パスワードが長年使われてきた理由は、技術的優位性ではなく、「どんなデバイスやサイトでも機能する共通手段」だったからにすぎないと彼は指摘する。この互換性が、セキュリティとユーザー体験の低下を招いてきたのだ。
Oktaは中立的なIDプラットフォームとして、特定のテクノロジーに縛られることなく、誰もがあらゆるサービスを安全かつ自由に利用できる世界を目指している。
Q. AI時代においてアイデンティティ管理はどのような役割を果たすか?
OpenAIがChatGPTのログイン認証にOktaを採用したのは、開発者体験が優れていたためだ。煩雑なID管理をOktaに任せることで、AI開発の核心業務に集中できたとマッキノン氏は分析する。
生成AIのブレークスルーは、①アルゴリズムの進化、②計算能力の飛躍的向上、③膨大なインターネットデータ、という3要素の融合が生んだ「本物かつ深遠な技術的飛躍」だと述べる。
AIが高度化し、人間と区別しにくいボットが出現すると、「本物の人間か」という実在証明が極めて重要になるだろう。
AIが生成した情報が溢れる時代には、信頼できる発信源を特定し、真正性を担保する「アイデンティティ」の価値が爆発的に増大すると予測する。
Okta製品もAIを導入済みだ。例えば、複雑なセキュリティポリシー設定においてAIが推奨案を提示することで、IT担当者の負担を軽減し、より効率的かつ安全なシステム運用を支援できると見込む。
Q. 日本市場に対するOktaの戦略や期待はどのようなものか?
Oktaにとって日本市場は極めて重要な戦略拠点だとマッキノン氏は強調する。

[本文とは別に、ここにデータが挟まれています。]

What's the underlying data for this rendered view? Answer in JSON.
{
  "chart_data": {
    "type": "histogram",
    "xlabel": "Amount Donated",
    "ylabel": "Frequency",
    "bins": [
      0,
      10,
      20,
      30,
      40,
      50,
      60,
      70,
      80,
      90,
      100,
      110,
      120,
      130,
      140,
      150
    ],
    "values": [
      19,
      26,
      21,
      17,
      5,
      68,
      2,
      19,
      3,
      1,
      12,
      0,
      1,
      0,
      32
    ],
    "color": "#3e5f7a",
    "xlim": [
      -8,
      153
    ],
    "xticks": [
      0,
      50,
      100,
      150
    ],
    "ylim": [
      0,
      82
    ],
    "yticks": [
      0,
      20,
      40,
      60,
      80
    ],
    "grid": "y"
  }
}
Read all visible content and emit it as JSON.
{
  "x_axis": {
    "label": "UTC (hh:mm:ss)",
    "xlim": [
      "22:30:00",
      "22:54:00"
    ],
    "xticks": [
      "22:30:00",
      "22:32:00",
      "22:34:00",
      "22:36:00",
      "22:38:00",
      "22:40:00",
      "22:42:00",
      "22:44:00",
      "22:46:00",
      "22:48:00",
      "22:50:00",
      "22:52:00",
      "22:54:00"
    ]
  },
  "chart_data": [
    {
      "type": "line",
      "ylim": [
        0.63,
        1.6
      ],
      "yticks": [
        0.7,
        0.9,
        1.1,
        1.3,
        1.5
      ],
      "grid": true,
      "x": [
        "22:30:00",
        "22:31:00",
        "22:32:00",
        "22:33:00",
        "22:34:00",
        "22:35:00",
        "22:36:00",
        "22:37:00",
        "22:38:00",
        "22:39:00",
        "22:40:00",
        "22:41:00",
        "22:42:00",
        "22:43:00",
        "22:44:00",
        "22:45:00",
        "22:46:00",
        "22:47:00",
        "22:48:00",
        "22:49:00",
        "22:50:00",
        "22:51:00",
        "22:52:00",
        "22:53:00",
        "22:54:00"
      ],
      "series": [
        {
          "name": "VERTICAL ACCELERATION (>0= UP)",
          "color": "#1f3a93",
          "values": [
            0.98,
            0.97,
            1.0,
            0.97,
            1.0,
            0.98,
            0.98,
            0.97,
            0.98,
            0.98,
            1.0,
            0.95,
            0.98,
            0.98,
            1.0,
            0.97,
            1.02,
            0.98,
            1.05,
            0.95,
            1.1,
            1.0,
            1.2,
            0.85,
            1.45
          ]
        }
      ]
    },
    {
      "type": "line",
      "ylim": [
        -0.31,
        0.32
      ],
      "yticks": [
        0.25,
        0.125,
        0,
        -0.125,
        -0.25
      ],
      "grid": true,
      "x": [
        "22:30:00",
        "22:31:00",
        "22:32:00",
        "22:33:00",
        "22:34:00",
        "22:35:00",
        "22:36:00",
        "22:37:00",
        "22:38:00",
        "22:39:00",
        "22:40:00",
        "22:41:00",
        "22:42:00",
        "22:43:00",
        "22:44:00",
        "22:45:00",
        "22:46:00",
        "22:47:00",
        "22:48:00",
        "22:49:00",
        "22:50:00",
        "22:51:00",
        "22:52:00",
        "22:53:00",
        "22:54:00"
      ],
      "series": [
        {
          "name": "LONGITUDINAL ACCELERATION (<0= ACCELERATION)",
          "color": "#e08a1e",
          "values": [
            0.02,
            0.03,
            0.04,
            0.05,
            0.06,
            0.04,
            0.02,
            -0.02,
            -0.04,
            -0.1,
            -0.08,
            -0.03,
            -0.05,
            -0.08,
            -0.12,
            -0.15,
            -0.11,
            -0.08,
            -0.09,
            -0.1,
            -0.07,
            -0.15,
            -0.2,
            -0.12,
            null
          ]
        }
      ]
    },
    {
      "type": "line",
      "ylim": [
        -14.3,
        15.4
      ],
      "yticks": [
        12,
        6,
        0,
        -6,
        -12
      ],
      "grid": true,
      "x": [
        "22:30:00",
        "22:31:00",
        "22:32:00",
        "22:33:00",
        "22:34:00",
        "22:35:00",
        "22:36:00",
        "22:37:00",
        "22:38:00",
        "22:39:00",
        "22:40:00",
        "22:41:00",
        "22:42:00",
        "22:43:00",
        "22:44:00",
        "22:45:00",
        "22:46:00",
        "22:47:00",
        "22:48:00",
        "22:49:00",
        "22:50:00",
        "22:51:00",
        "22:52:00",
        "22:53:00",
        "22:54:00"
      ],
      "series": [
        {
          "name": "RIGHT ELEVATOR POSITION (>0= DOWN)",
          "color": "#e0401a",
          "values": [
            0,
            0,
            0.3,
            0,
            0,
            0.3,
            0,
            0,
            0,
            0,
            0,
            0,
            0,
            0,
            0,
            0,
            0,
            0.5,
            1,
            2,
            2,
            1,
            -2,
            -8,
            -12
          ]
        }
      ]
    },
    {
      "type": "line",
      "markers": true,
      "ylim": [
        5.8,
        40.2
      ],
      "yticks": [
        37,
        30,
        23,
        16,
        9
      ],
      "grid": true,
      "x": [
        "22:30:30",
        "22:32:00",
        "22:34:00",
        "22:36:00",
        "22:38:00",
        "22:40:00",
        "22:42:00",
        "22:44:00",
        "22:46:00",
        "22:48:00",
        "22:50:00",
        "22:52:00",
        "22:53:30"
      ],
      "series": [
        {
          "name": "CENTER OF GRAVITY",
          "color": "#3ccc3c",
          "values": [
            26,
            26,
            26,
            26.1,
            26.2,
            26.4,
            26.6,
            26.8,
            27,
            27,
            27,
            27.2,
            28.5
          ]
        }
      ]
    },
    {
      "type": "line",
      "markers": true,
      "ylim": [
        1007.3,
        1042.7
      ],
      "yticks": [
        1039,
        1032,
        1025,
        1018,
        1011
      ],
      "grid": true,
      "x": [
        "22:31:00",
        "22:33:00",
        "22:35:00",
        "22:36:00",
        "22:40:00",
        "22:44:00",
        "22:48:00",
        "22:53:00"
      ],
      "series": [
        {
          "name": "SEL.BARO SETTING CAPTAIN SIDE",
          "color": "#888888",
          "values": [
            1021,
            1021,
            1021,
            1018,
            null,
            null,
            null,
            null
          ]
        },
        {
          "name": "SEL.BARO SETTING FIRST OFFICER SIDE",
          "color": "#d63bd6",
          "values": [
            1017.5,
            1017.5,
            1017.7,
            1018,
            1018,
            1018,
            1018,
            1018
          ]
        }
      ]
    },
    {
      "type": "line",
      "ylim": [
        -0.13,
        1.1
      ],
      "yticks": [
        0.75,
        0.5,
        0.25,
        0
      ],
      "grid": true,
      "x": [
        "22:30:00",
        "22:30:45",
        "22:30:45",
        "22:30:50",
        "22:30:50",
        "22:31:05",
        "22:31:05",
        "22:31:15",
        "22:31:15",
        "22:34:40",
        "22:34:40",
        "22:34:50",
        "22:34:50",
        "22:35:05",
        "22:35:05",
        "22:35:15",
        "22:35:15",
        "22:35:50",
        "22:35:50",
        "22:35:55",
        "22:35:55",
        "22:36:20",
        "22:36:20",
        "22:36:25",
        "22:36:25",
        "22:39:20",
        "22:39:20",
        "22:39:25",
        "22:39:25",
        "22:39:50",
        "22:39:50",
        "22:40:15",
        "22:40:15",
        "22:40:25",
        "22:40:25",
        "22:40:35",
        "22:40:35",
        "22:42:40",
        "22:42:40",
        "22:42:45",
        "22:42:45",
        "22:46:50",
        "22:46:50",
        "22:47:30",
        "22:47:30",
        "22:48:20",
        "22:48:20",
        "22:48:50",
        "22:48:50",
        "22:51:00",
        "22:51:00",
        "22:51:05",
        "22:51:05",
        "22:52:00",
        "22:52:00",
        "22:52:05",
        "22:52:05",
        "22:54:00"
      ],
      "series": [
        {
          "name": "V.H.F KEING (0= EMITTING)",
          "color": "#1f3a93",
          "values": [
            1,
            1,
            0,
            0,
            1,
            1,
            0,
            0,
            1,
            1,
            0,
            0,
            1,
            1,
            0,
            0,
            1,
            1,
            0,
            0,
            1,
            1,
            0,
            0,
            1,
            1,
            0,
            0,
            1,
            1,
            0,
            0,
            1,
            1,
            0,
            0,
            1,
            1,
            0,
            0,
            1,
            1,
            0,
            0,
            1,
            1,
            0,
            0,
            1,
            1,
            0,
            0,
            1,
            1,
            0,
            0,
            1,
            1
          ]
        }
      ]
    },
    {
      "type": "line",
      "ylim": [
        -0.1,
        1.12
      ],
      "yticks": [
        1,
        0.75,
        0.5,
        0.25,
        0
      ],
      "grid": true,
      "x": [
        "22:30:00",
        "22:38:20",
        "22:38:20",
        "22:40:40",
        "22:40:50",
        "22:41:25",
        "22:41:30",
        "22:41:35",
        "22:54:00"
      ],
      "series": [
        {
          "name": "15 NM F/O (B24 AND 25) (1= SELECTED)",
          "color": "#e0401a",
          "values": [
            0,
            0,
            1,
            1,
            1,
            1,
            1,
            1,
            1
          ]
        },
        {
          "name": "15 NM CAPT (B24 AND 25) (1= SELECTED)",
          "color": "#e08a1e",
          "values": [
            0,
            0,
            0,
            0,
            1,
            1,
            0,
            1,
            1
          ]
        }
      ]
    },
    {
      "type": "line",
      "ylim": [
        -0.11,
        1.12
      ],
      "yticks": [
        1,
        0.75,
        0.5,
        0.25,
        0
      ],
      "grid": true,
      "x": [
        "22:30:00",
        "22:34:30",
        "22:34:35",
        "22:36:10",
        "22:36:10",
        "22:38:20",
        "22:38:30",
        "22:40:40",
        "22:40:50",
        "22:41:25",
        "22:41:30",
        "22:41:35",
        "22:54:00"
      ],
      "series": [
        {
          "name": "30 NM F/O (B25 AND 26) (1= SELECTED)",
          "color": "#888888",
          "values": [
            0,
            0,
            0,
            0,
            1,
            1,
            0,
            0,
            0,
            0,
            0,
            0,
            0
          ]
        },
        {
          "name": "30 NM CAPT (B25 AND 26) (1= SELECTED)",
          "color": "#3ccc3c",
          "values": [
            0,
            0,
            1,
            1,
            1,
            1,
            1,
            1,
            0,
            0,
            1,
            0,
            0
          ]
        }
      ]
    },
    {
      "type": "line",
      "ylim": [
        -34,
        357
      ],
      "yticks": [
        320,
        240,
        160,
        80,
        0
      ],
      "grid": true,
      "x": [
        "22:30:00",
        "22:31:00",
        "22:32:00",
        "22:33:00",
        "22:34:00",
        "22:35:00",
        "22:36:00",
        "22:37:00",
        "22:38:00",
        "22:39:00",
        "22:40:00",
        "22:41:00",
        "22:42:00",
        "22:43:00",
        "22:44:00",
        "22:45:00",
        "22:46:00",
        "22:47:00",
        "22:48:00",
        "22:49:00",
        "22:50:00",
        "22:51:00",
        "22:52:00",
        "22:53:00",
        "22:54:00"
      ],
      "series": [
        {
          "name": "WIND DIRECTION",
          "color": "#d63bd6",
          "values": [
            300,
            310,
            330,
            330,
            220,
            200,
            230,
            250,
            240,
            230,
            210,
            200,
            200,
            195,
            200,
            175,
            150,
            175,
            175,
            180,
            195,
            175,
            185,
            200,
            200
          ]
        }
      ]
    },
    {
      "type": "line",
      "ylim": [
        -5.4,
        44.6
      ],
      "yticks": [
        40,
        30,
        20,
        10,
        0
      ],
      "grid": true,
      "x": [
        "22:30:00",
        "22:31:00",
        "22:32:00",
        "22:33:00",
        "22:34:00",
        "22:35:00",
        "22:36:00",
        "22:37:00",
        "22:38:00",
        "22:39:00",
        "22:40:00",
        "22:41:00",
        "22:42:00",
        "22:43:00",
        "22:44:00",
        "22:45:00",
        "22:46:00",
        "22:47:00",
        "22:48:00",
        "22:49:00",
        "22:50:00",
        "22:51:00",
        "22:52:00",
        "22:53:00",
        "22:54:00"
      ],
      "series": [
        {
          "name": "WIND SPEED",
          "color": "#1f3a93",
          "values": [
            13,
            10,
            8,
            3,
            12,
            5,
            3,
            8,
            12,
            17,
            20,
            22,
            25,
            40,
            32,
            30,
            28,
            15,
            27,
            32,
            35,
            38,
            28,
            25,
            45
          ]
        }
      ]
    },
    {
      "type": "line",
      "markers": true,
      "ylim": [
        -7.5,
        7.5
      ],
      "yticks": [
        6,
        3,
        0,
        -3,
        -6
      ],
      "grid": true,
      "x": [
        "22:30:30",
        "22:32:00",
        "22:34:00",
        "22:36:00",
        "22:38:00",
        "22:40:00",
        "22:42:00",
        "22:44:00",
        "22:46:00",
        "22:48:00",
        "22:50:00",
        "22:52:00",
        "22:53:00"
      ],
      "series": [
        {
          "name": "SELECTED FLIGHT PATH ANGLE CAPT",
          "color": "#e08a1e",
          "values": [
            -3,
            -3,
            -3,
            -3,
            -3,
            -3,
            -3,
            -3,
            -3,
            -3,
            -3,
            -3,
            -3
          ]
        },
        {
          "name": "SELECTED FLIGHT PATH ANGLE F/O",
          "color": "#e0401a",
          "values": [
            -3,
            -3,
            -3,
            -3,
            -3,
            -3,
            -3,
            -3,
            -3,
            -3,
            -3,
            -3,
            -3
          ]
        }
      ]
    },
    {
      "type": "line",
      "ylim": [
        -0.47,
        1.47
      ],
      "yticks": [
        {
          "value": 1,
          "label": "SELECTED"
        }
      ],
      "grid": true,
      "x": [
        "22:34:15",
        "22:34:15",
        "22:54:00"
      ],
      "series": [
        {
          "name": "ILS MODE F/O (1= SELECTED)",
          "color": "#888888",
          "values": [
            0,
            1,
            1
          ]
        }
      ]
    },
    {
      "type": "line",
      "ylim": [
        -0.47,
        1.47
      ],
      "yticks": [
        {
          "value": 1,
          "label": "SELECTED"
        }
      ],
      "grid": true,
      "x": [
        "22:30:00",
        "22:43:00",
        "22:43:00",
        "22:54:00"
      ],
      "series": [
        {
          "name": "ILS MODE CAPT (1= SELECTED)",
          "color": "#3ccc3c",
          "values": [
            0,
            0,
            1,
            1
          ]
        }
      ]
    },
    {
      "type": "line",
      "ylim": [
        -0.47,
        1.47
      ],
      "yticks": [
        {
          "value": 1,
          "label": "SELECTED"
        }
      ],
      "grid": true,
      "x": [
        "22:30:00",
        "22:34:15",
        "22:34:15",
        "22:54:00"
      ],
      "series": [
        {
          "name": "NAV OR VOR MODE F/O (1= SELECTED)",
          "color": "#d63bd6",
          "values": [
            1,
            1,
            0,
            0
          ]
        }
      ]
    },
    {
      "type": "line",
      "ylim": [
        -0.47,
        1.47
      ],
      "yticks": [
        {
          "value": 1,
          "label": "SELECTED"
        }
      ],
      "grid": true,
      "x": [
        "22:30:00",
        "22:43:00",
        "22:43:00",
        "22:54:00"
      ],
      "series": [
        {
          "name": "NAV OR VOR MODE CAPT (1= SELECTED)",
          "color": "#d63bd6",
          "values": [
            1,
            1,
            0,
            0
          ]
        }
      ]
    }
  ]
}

世界第3位の経済大国としての巨大な市場機会と、世界的な大企業が多く存在するからだ。
JCBやNTTのような日本における大企業の成功事例は、国内他企業だけでなく、グローバル市場においてOktaの導入を検討する際の強力なスタンダードとなるという。日本市場は売上だけでなく、世界的な認知度と信頼性を確立する上で不可欠だ。
メルカリでは、従業員2000人が利用する400以上のSaaSアプリケーションのアカウント管理をOktaで自動化。これにより管理コストを5分の1に削減し、IT部門はより生産的かつ創造的な業務に注力できるようになっている。
NTTは、場所を問わず働く社員のセキュリティ確保のためOktaを導入した。Oktaをセキュリティプログラムの「神経中枢」と位置づけ、マルウェア検出時にログインを自動遮断するなど、IDを中心とした新しいセキュリティモデルを構築している。
従来のVPNに頼るセキュリティモデルはハイブリッドワーク時代には限界がある。IDを核とし、様々なセキュリティツールと連携するOktaのアプローチは、現代企業の課題解決に不可欠だと考える。
Q. 激動の時代にビジネスを成長させるためのアドバイスは何か?
現代はAIの進化や経済の不確実性など、大きな変化の時代だ。これらの変化は不安をもたらしがちだが、同時にかつてないほどの巨大な事業機会が潜んでいるとマッキノン氏は述べる。
停滞を避け、組織を近代化する好機と捉えるべきだろう。AIやクラウドコンピューティングなどの最新技術を積極的に活用し、生産性を向上させることで、市場での競争優位性を確立できるはずだ。
臆することなく変化を受け入れ、目の前の課題を解決し、新たな価値を創造していくことが、現代のビジネスパーソンには求められる。この激動の時代こそ、新しい挑戦が大きな成功を掴む絶好のチャンスだと彼は強く示唆する。